Gov. Janet Napolitano is going to unveil a plan today that could make summer vacation for students go the way of slide rules and clapping erasers outside the building.
The proposal being announced this morning in Washington seeks a 210-day school year, particularly in school districts with a large percentage of students who perform poorly. That is six weeks longer than the 180 days now required under Arizona law and six weeks longer than the national average.
But that’s not all: The report by a national task force which Napolitano cochairs also wants a longer school day.
It does not specify a length, but refers to a chain of charter schools where students attend from 7:30 a.m. until 5 p.m. — and half a day on Saturday.
Panel members also are recommending full-day kindergarten, something Napolitano already is trying to implement in Arizona. But they also want preschool available for all 3- and 4-yearold children.
The report’s authors acknowledge there is a cost. Just beginning to implement the recommendations would be $325 billion over the next decade.
Arizona voters approved a measure five years ago to extend the school year by just five days, to the current 180. That cost $86.3 million. And providing state-funded fullday kindergarten in Arizona is estimated to cost close to $200 million.

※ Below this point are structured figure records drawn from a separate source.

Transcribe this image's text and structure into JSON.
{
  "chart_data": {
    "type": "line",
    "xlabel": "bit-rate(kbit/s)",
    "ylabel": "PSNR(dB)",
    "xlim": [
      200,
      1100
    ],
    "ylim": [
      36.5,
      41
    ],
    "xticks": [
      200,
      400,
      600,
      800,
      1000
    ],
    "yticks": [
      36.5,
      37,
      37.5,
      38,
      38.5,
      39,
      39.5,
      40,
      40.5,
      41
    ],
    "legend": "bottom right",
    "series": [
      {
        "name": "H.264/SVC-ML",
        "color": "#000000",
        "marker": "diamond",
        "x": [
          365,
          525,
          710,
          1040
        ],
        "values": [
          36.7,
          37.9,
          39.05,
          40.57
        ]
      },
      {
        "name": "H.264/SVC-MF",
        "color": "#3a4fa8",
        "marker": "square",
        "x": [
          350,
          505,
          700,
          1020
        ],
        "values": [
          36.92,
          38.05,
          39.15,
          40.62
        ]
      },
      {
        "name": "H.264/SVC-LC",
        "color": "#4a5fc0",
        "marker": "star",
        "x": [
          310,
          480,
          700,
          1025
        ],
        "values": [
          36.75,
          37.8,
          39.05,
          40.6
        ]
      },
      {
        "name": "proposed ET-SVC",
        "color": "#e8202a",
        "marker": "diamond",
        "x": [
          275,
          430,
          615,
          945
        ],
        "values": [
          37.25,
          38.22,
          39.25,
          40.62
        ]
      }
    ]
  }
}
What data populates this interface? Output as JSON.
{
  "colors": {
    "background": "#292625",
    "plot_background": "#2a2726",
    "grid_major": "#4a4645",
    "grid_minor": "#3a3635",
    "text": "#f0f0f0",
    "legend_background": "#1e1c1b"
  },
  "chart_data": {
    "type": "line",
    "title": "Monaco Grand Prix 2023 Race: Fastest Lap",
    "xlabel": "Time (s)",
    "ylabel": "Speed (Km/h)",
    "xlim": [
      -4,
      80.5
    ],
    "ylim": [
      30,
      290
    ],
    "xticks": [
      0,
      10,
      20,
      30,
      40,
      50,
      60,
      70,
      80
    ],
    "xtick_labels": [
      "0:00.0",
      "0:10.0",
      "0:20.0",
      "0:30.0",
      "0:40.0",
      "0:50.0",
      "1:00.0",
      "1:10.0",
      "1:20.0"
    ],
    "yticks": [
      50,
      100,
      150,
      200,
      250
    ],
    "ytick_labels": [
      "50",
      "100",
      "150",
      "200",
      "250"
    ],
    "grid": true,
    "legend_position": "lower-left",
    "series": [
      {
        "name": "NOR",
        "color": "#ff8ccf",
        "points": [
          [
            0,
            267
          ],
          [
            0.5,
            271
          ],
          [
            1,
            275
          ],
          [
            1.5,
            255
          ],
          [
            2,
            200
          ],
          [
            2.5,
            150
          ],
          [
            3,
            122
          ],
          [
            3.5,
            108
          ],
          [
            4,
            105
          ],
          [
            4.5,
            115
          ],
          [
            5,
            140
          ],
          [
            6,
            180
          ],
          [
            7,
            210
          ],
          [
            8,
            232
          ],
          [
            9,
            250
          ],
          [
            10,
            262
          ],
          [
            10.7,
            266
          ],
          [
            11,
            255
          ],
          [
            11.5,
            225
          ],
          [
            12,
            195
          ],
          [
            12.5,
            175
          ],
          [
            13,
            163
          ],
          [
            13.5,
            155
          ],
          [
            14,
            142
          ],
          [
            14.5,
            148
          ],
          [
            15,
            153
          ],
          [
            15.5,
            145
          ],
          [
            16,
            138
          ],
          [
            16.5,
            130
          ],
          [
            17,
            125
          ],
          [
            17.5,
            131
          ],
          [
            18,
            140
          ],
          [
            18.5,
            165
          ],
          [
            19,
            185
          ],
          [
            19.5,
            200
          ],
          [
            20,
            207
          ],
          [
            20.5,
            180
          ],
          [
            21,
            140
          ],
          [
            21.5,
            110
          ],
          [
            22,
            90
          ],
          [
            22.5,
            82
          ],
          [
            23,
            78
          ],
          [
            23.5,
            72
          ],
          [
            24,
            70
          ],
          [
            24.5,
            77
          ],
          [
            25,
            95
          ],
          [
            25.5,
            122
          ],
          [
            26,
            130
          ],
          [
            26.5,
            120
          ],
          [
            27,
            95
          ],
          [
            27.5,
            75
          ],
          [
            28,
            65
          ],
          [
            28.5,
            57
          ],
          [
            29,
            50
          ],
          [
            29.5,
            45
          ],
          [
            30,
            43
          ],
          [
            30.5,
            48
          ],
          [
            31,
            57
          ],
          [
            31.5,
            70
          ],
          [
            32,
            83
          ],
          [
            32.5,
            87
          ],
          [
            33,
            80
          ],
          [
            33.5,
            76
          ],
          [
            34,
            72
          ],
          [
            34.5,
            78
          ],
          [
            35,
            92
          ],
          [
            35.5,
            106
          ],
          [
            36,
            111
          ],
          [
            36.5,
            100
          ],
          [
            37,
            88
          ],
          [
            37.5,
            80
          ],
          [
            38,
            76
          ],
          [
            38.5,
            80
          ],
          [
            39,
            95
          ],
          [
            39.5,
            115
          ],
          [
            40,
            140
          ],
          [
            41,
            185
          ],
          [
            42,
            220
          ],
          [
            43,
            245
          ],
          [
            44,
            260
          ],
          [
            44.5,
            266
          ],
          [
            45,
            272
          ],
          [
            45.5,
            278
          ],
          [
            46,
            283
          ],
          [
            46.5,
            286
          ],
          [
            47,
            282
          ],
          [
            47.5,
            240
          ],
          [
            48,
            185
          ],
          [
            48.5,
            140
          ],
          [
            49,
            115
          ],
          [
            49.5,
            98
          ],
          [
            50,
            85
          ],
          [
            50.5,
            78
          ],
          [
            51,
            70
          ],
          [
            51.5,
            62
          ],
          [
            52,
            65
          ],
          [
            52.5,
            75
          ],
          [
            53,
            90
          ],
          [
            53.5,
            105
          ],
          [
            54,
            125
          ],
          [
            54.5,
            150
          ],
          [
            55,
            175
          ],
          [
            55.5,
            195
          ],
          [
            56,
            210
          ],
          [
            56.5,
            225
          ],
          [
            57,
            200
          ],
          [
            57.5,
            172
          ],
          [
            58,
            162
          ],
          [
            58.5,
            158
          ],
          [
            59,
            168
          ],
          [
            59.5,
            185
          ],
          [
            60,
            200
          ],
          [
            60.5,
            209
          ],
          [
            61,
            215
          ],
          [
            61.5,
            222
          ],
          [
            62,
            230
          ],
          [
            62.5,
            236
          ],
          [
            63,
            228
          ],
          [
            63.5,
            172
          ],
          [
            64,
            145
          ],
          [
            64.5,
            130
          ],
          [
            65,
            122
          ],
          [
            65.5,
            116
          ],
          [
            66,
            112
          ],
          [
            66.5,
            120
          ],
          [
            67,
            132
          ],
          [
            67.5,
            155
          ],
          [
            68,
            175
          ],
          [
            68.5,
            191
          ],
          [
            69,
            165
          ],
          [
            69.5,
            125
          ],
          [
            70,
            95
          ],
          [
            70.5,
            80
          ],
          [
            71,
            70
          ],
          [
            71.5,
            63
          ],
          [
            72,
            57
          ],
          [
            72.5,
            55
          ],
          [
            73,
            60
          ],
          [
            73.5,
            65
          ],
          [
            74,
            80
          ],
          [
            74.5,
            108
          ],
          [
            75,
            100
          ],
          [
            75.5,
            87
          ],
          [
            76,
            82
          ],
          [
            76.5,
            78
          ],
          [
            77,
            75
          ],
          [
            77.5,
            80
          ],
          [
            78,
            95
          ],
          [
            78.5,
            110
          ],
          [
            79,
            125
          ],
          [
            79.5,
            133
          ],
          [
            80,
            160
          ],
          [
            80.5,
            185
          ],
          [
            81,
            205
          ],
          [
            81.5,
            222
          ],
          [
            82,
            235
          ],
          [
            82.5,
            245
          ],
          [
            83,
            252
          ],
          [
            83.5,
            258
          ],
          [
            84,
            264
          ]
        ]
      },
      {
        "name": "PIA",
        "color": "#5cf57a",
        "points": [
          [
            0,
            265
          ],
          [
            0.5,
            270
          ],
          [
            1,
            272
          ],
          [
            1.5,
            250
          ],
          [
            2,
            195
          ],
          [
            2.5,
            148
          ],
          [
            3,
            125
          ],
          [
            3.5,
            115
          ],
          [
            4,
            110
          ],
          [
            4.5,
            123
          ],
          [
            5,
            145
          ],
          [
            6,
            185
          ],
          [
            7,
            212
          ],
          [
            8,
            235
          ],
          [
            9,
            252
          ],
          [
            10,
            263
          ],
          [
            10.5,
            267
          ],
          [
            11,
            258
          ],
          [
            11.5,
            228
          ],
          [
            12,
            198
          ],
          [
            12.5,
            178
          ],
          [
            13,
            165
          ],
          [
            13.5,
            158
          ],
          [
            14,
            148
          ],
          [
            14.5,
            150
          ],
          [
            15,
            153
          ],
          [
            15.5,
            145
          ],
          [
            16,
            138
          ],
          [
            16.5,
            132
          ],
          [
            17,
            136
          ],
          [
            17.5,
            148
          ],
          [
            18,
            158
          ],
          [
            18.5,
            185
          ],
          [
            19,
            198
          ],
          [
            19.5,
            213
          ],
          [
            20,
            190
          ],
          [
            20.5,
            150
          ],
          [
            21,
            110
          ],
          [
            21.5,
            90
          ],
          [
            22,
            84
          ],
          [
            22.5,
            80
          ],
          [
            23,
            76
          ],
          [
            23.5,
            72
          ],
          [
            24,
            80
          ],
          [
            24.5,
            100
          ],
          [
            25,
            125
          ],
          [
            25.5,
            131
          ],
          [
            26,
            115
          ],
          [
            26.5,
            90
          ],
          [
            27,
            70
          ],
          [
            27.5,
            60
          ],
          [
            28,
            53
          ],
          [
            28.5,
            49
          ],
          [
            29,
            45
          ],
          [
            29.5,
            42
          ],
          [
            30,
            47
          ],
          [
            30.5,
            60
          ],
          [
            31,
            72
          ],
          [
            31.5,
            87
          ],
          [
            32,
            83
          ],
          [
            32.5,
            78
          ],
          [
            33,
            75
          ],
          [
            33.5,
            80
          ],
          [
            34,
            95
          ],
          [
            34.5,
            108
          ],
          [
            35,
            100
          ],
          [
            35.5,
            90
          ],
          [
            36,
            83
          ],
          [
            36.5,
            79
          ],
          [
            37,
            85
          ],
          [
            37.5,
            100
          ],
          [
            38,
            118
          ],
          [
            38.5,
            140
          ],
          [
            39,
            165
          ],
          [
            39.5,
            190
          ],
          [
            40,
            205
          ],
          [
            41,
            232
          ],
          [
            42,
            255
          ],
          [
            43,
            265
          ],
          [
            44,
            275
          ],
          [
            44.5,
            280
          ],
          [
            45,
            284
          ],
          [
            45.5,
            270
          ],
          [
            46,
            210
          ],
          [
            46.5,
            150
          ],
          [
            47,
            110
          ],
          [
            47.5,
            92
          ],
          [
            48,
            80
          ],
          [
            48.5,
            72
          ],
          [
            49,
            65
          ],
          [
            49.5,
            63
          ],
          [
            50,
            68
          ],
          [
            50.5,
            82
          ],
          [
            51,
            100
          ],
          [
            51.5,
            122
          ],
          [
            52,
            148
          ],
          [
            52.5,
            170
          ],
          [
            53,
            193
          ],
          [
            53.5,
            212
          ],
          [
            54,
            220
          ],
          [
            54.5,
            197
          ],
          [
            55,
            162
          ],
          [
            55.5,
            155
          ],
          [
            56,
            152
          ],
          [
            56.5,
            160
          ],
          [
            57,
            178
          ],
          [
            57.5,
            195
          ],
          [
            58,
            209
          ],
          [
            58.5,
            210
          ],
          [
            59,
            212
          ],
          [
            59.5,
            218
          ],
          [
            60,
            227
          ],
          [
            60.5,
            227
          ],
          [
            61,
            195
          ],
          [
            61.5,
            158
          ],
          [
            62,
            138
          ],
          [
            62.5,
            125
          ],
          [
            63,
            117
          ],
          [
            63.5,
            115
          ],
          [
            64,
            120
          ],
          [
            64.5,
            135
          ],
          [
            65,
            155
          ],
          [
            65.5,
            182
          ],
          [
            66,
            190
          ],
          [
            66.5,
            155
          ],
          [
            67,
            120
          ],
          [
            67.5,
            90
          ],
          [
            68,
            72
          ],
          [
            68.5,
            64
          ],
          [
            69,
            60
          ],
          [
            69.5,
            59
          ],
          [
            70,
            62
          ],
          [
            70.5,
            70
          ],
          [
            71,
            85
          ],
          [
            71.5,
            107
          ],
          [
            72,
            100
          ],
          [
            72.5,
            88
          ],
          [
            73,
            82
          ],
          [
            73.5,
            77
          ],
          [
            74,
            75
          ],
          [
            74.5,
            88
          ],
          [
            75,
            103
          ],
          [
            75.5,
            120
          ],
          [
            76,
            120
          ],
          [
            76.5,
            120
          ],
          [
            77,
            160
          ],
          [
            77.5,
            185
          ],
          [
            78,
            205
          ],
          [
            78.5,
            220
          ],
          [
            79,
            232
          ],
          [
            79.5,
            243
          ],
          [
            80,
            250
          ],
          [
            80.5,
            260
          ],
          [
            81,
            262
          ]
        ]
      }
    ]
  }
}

Napolitano said she has "some problems’’ with Arizona students being in school only 180 days. But she wasn’t ready to say that 210 days is the appropriate number.
The governor stressed that if additional classroom time is mandated, it needs to be "time well spent’’ and not just having students sitting at desks for more hours.
The task force was put together by the Institute for America’s Future and the Center for American Progress.
Toby Chaudhuri, who handles media relations for the Institute, described both as "progressive’’ think tanks. But he acknowledged that both tend to lean toward Democratic principles.